Hiking Tips For Beginners – How to Hike Like a Pro
Hiking can sometimes be an intimidating prospect for a beginner. It could make you anxious thinking about what could possibly go wrong when you’re out on the path if you are ill-prepared with knowledge.
These tips should give you confidence on your first few times out in nature and have you hiking like a pro in no time.
When you are hiking for the first time, it is best not to start on Mount Everest. The last thing you would want to do is take on a trail that is completely beyond your capabilities.
Find a trail that is known to take on beginner hikers when you are getting your feet wet. Do your research to find out what kind of terrain you’re dealing with, how long the trail is, and if there is going to be an uphill work.
As you continue to go on these starter trails, extend the time and length of your hike gradually. You will build up your stamina and knowledge and be on your way to more advanced trails.
For a beginner, you don’t have to be completely decked out in the latest and most advanced hiking gear. At the same time, you need to have at least the basic items that can make your time out there easier.
Essentials like a compass so you can keep direction. A small first-aid kit just in case you sustain some minor injuries and you need to do some dressing. Maybe a small light source in case you stay out a little too long, it can illuminate your path.
Hiking takes a lot out of you so it’s important to stay hydrated and energized. Make sure you bring enough water and high energy snacks like protein bars, fruits, and nuts to keep you focused and alert during your trek.
Choose the Right Footwear
Chances are if you are taking up hiking, you’re going to use your feet a lot. We ask Brian Bradshaw of Boot Bomb, one of the leading authorities on hiking boots, about the importance of having a decent pair. He says “you’re going to need some good walking boots because this is the most solid investment you can make for yourself if you’re an outdoors person.”
There are boots that are specifically designed for hiking through rough terrain and up hills, or shoes for walking long distances that also give you the support you need. “One common misconception is that you need some thick socks to give you added support, but high-quality boots usually come with all the support you need, so thinner socks are fine.” Brian further adds.

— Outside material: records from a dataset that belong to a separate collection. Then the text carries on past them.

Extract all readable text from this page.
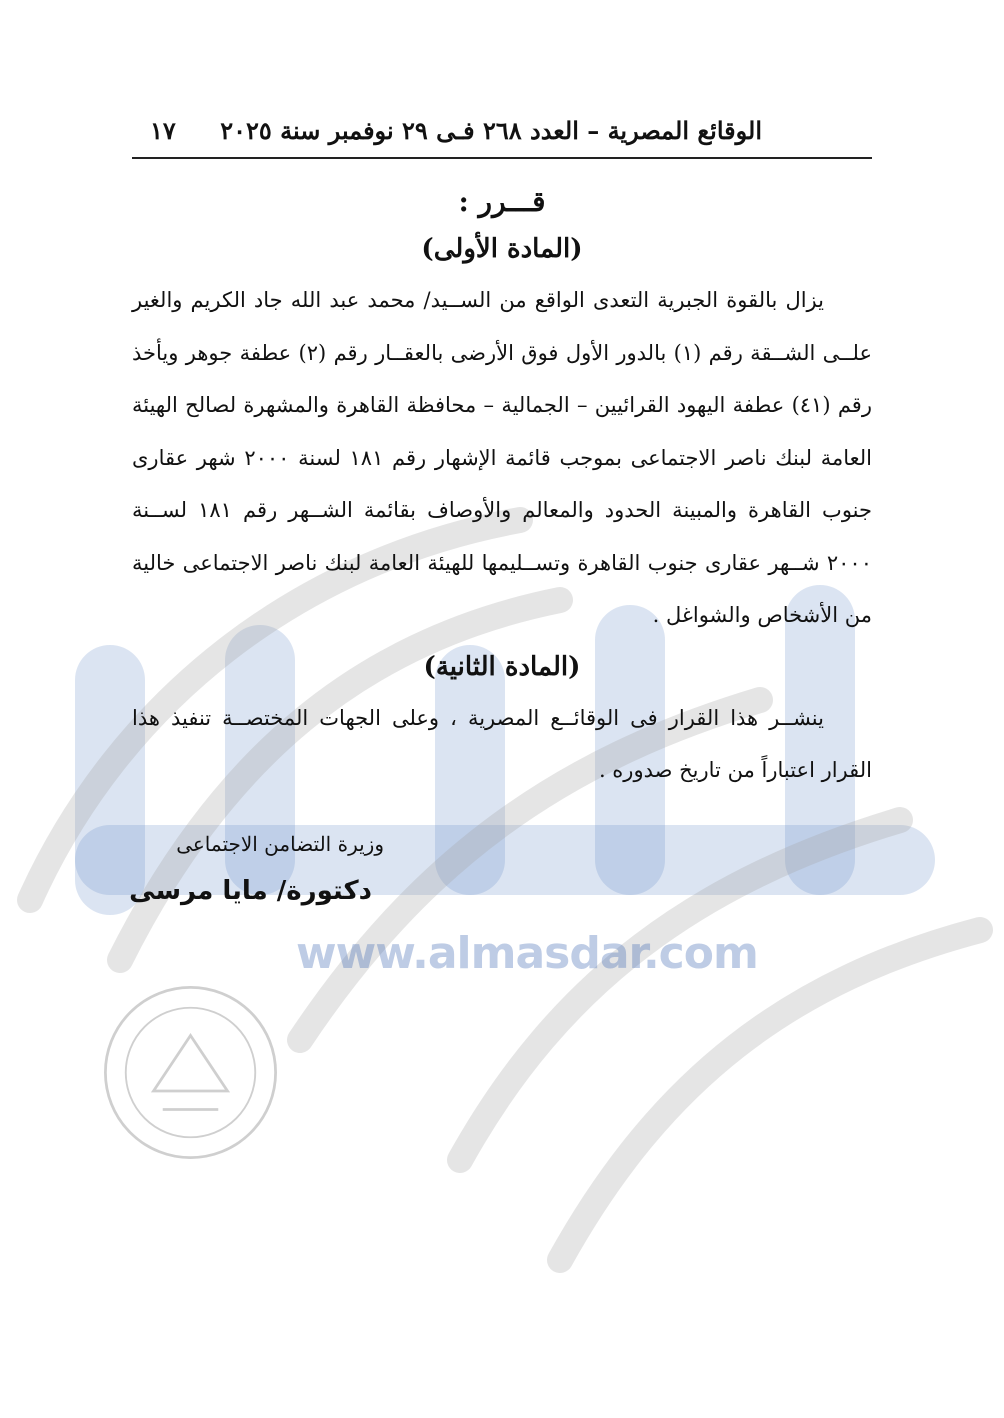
www.almasdar.com
الوقائع المصرية – العدد ٢٦٨ فـى ٢٩ نوفمبر سنة ٢٠٢٥
١٧
قـــرر :
(المادة الأولى)

يزال بالقوة الجبرية التعدى الواقع من الســيد/ محمد عبد الله جاد الكريم والغير علــى الشــقة رقم (١) بالدور الأول فوق الأرضى بالعقــار رقم (٢) عطفة جوهر ويأخذ رقم (٤١) عطفة اليهود القرائيين – الجمالية – محافظة القاهرة والمشهرة لصالح الهيئة العامة لبنك ناصر الاجتماعى بموجب قائمة الإشهار رقم ١٨١ لسنة ٢٠٠٠ شهر عقارى جنوب القاهرة والمبينة الحدود والمعالم والأوصاف بقائمة الشــهر رقم ١٨١ لســنة ٢٠٠٠ شــهر عقارى جنوب القاهرة وتســليمها للهيئة العامة لبنك ناصر الاجتماعى خالية من الأشخاص والشواغل .

(المادة الثانية)

ينشــر هذا القرار فى الوقائــع المصرية ، وعلى الجهات المختصــة تنفيذ هذا القرار اعتباراً من تاريخ صدوره .

وزيرة التضامن الاجتماعى
دكتورة/ مايا مرسى
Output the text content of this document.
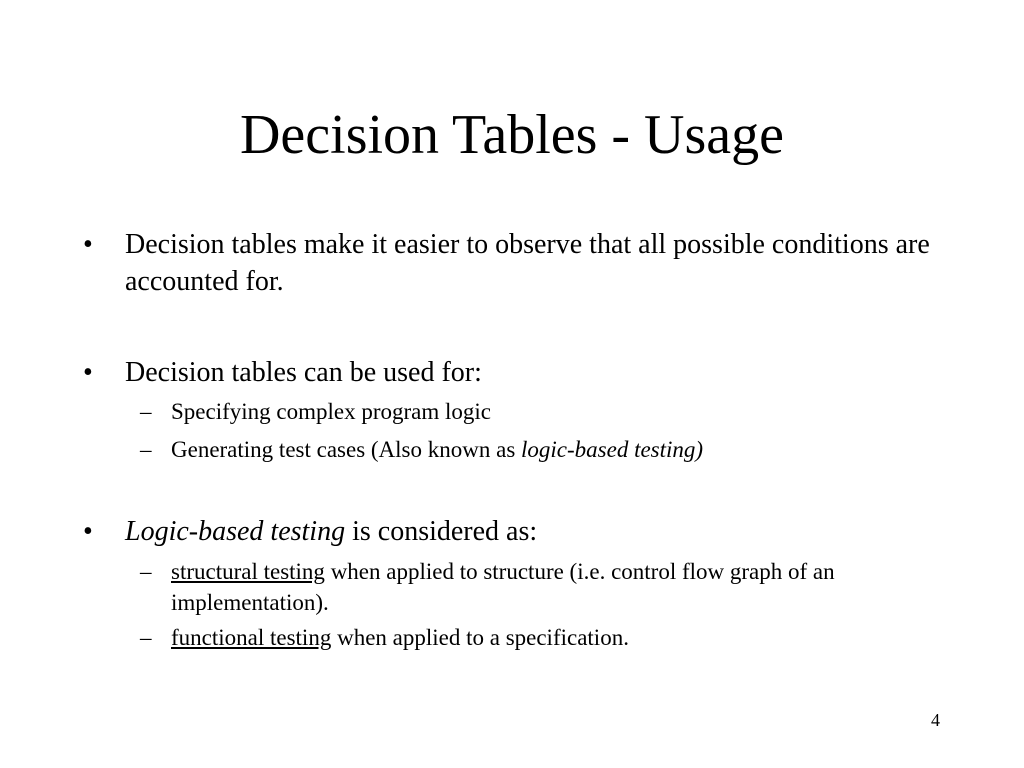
Decision Tables - Usage
• Decision tables make it easier to observe that all possible conditions are accounted for.
• Decision tables can be used for:
– Specifying complex program logic
– Generating test cases (Also known as logic-based testing)
• Logic-based testing is considered as:
– structural testing when applied to structure (i.e. control flow graph of an implementation).
– functional testing when applied to a specification.
4
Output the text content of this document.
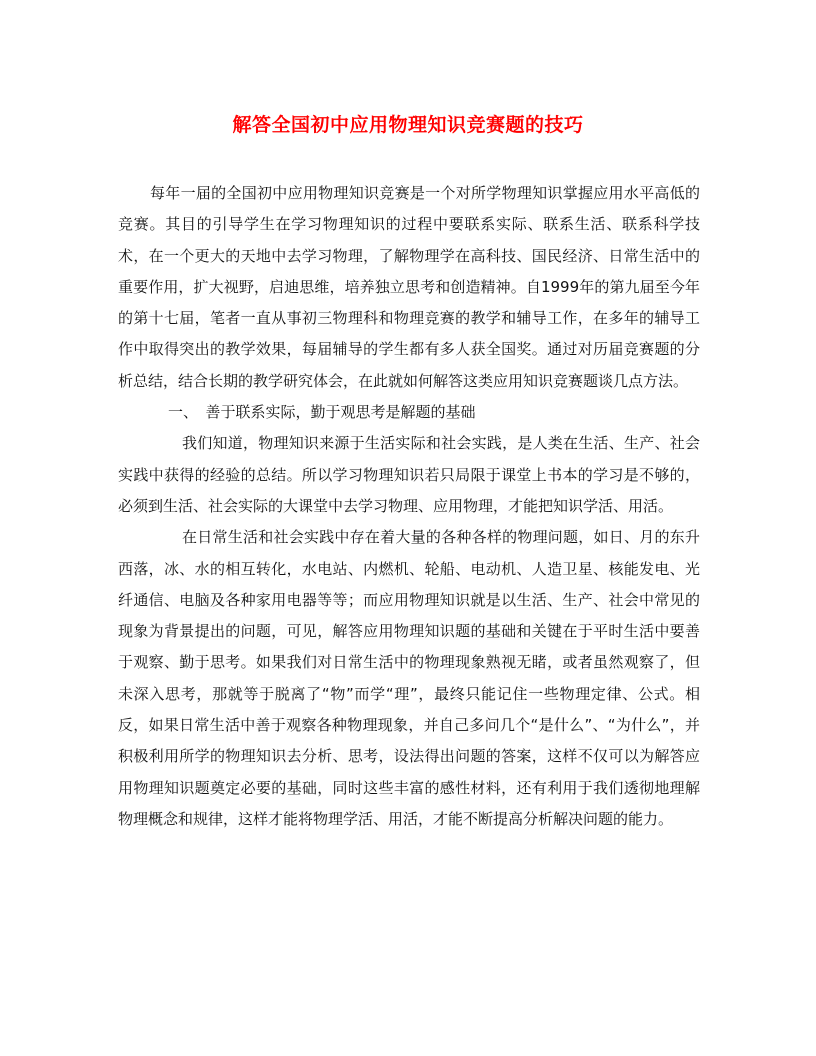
解答全国初中应用物理知识竞赛题的技巧

每年一届的全国初中应用物理知识竞赛是一个对所学物理知识掌握应用水平高低的竞赛。其目的引导学生在学习物理知识的过程中要联系实际、联系生活、联系科学技术，在一个更大的天地中去学习物理，了解物理学在高科技、国民经济、日常生活中的重要作用，扩大视野，启迪思维，培养独立思考和创造精神。自1999年的第九届至今年的第十七届，笔者一直从事初三物理科和物理竞赛的教学和辅导工作，在多年的辅导工作中取得突出的教学效果，每届辅导的学生都有多人获全国奖。通过对历届竞赛题的分析总结，结合长期的教学研究体会，在此就如何解答这类应用知识竞赛题谈几点方法。

一、　善于联系实际，勤于观思考是解题的基础

我们知道，物理知识来源于生活实际和社会实践，是人类在生活、生产、社会实践中获得的经验的总结。所以学习物理知识若只局限于课堂上书本的学习是不够的，必须到生活、社会实际的大课堂中去学习物理、应用物理，才能把知识学活、用活。

在日常生活和社会实践中存在着大量的各种各样的物理问题，如日、月的东升西落，冰、水的相互转化，水电站、内燃机、轮船、电动机、人造卫星、核能发电、光纤通信、电脑及各种家用电器等等；而应用物理知识就是以生活、生产、社会中常见的现象为背景提出的问题，可见，解答应用物理知识题的基础和关键在于平时生活中要善于观察、勤于思考。如果我们对日常生活中的物理现象熟视无睹，或者虽然观察了，但未深入思考，那就等于脱离了“物”而学“理”，最终只能记住一些物理定律、公式。相反，如果日常生活中善于观察各种物理现象，并自己多问几个“是什么”、“为什么”，并积极利用所学的物理知识去分析、思考，设法得出问题的答案，这样不仅可以为解答应用物理知识题奠定必要的基础，同时这些丰富的感性材料，还有利用于我们透彻地理解物理概念和规律，这样才能将物理学活、用活，才能不断提高分析解决问题的能力。
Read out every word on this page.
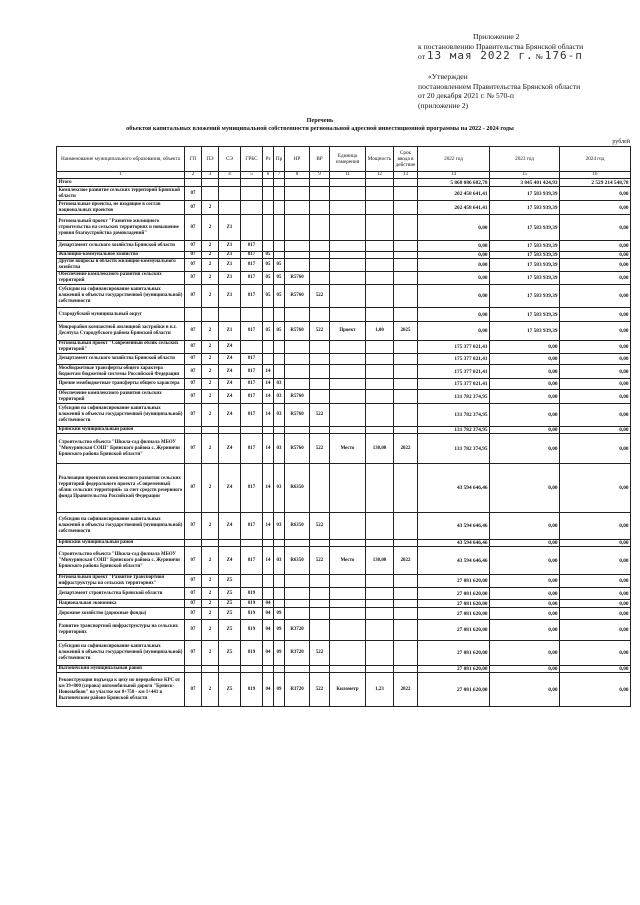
Приложение 2
к постановлению Правительства Брянской области
от 13 мая 2022 г. № 176-п
«Утвержден
постановлением Правительства Брянской области
от 20 декабря 2021 г. № 570-п
(приложение 2)
Перечень
объектов капитальных вложений муниципальной собственности региональной адресной инвестиционной программы на 2022 - 2024 годы
рублей
Наименование муниципального образования, объекта	ГП	ПЭ	СЭ	ГРБС	Рз	Пр	НР	ВР	Единица измерения	Мощность	Срок ввода в действие	2022 год	2023 год	2024 год
1	2	3	4	5	6	7	8	9	11	12	13	14	15	16
Итого												5 868 086 682,78	3 845 401 424,93	2 529 214 548,78
Комплексное развитие сельских территорий Брянской области	07											202 458 641,41	17 583 939,39	0,00
Региональные проекты, не входящие в состав национальных проектов	07	2										202 458 641,41	17 583 939,39	0,00
Региональный проект "Развитие жилищного строительства на сельских территориях и повышение уровня благоустройства домовладений"	07	2	Z1									0,00	17 583 939,39	0,00
Департамент сельского хозяйства Брянской области	07	2	Z1	817								0,00	17 583 939,39	0,00
Жилищно-коммунальное хозяйство	07	2	Z1	817	05							0,00	17 583 939,39	0,00
Другие вопросы в области жилищно-коммунального хозяйства	07	2	Z1	817	05	05						0,00	17 583 939,39	0,00
Обеспечение комплексного развития сельских территорий	07	2	Z1	817	05	05	R5760					0,00	17 583 939,39	0,00
Субсидии на софинансирование капитальных вложений в объекты государственной (муниципальной) собственности	07	2	Z1	817	05	05	R5760	522				0,00	17 583 939,39	0,00
Стародубский муниципальный округ												0,00	17 583 939,39	0,00
Микрорайон компактной жилищной застройки в п.г. Десятуха Стародубского района Брянской области	07	2	Z1	817	05	05	R5760	522	Проект	1,00	2025	0,00	17 583 939,39	0,00
Региональный проект "Современный облик сельских территорий"	07	2	Z4									175 377 021,41	0,00	0,00
Департамент сельского хозяйства Брянской области	07	2	Z4	817								175 377 021,41	0,00	0,00
Межбюджетные трансферты общего характера бюджетам бюджетной системы Российской Федерации	07	2	Z4	817	14							175 377 021,41	0,00	0,00
Прочие межбюджетные трансферты общего характера	07	2	Z4	817	14	03						175 377 021,41	0,00	0,00
Обеспечение комплексного развития сельских территорий	07	2	Z4	817	14	03	R5760					131 782 374,95	0,00	0,00
Субсидии на софинансирование капитальных вложений в объекты государственной (муниципальной) собственности	07	2	Z4	817	14	03	R5760	522				131 782 374,95	0,00	0,00
Брянский муниципальный район												131 782 374,95	0,00	0,00
Строительство объекта "Школа-сад филиала МБОУ "Мичуринская СОШ" Брянского района с. Журиничи Брянского района Брянской области"	07	2	Z4	817	14	03	R5760	522	Место	130,00	2022	131 782 374,95	0,00	0,00
Реализация проектов комплексного развития сельских территорий федерального проекта «Современный облик сельских территорий» за счет средств резервного фонда Правительства Российской Федерации	07	2	Z4	817	14	03	R6350					43 594 646,46	0,00	0,00
Субсидии на софинансирование капитальных вложений в объекты государственной (муниципальной) собственности	07	2	Z4	817	14	03	R6350	522				43 594 646,46	0,00	0,00
Брянский муниципальный район												43 594 646,46	0,00	0,00
Строительство объекта "Школа-сад филиала МБОУ "Мичуринская СОШ" Брянского района с. Журиничи Брянского района Брянской области"	07	2	Z4	817	14	03	R6350	522	Место	130,00	2022	43 594 646,46	0,00	0,00
Региональный проект "Развитие транспортной инфраструктуры на сельских территориях"	07	2	Z5									27 081 620,00	0,00	0,00
Департамент строительства Брянской области	07	2	Z5	819								27 081 620,00	0,00	0,00
Национальная экономика	07	2	Z5	819	04							27 081 620,00	0,00	0,00
Дорожное хозяйство (дорожные фонды)	07	2	Z5	819	04	09						27 081 620,00	0,00	0,00
Развитие транспортной инфраструктуры на сельских территориях	07	2	Z5	819	04	09	R3720					27 081 620,00	0,00	0,00
Субсидии на софинансирование капитальных вложений в объекты государственной (муниципальной) собственности	07	2	Z5	819	04	09	R3720	522				27 081 620,00	0,00	0,00
Выгоничский муниципальный район												27 081 620,00	0,00	0,00
Реконструкция подъезда к цеху по переработке КРС от км 39+800 (справа) автомобильной дороги "Брянск-Новозыбков" на участке км 0+750 - км 1+441 в Выгоничском районе Брянской области	07	2	Z5	819	04	09	R3720	522	Километр	1,23	2022	27 081 620,00	0,00	0,00
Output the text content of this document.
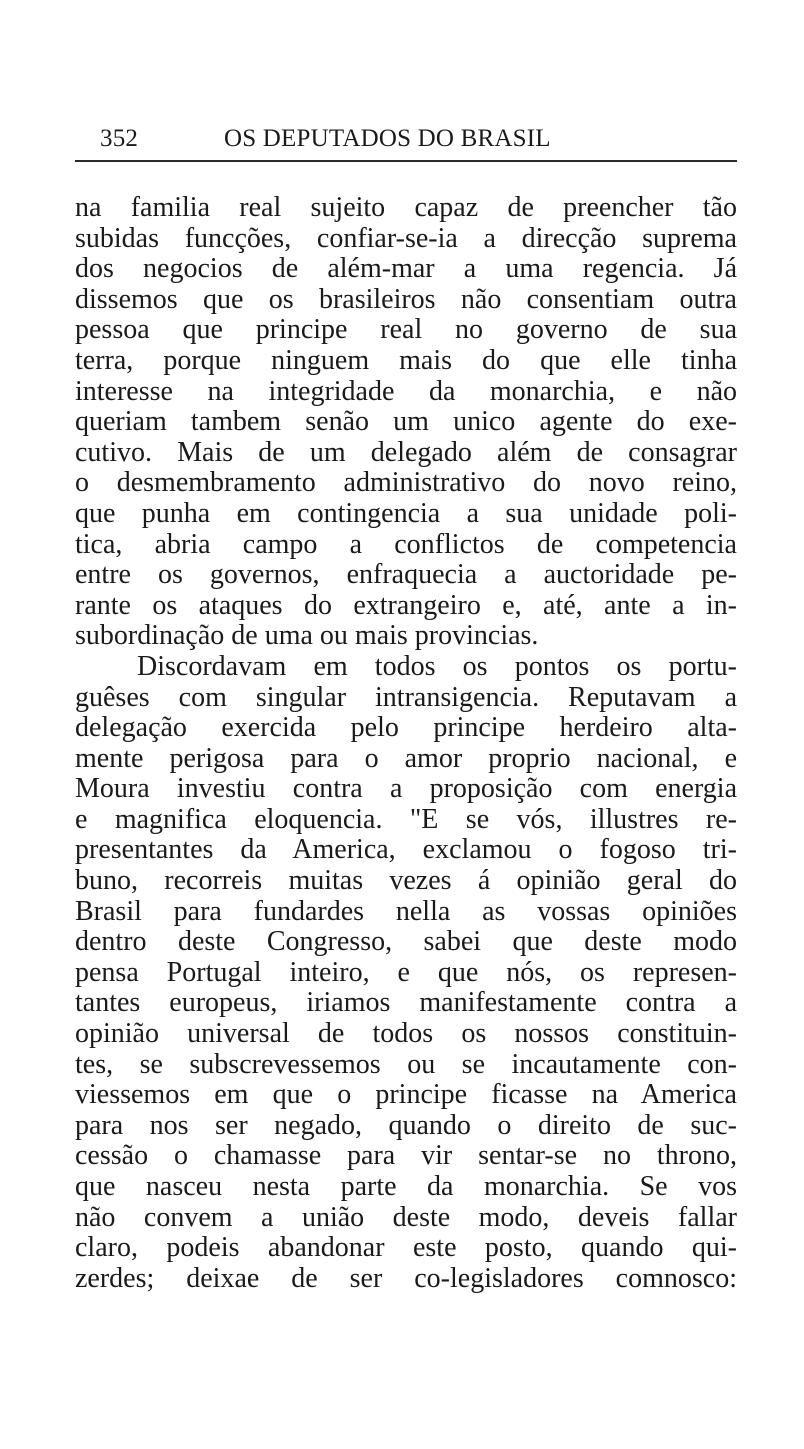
352	OS DEPUTADOS DO BRASIL
na familia real sujeito capaz de preencher tão
subidas funcções, confiar-se-ia a direcção suprema
dos negocios de além-mar a uma regencia. Já
dissemos que os brasileiros não consentiam outra
pessoa que principe real no governo de sua
terra, porque ninguem mais do que elle tinha
interesse na integridade da monarchia, e não
queriam tambem senão um unico agente do exe-
cutivo. Mais de um delegado além de consagrar
o desmembramento administrativo do novo reino,
que punha em contingencia a sua unidade poli-
tica, abria campo a conflictos de competencia
entre os governos, enfraquecia a auctoridade pe-
rante os ataques do extrangeiro e, até, ante a in-
subordinação de uma ou mais provincias.
Discordavam em todos os pontos os portu-
guêses com singular intransigencia. Reputavam a
delegação exercida pelo principe herdeiro alta-
mente perigosa para o amor proprio nacional, e
Moura investiu contra a proposição com energia
e magnifica eloquencia. "E se vós, illustres re-
presentantes da America, exclamou o fogoso tri-
buno, recorreis muitas vezes á opinião geral do
Brasil para fundardes nella as vossas opiniões
dentro deste Congresso, sabei que deste modo
pensa Portugal inteiro, e que nós, os represen-
tantes europeus, iriamos manifestamente contra a
opinião universal de todos os nossos constituin-
tes, se subscrevessemos ou se incautamente con-
viessemos em que o principe ficasse na America
para nos ser negado, quando o direito de suc-
cessão o chamasse para vir sentar-se no throno,
que nasceu nesta parte da monarchia. Se vos
não convem a união deste modo, deveis fallar
claro, podeis abandonar este posto, quando qui-
zerdes; deixae de ser co-legisladores comnosco:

Don’t Rely on Your Cell Phone
If you are new to hiking, you are probably used to being plugged in at all times. When you don’t know where you are or where something is, you turn to your trusty cell phone for guidance.
While wherever you chose to go may have some cell service, there’s a large chance you might be in an area where it could cut out on you. It will definitely benefit you if you bring a detailed map of the area, and study it beforehand so you are familiar. This, in turn, will help give a sense of direction in case you lose your way.
Hike with Other Experienced Hikers
On your first trip out, if the trail is geared towards beginners, you can definitely roll solo. Most of those will be pretty straightforward, flat land, and of low difficulty.
If you want to get good at hiking fast though, and leave those easy trails alone and start getting up to speed with the pros, you should hike with some.
Having someone around you who is more experienced than you is great. They can give you tips along the way to ensure you improve and minimize injury, getting lost and any other mishaps that may take place.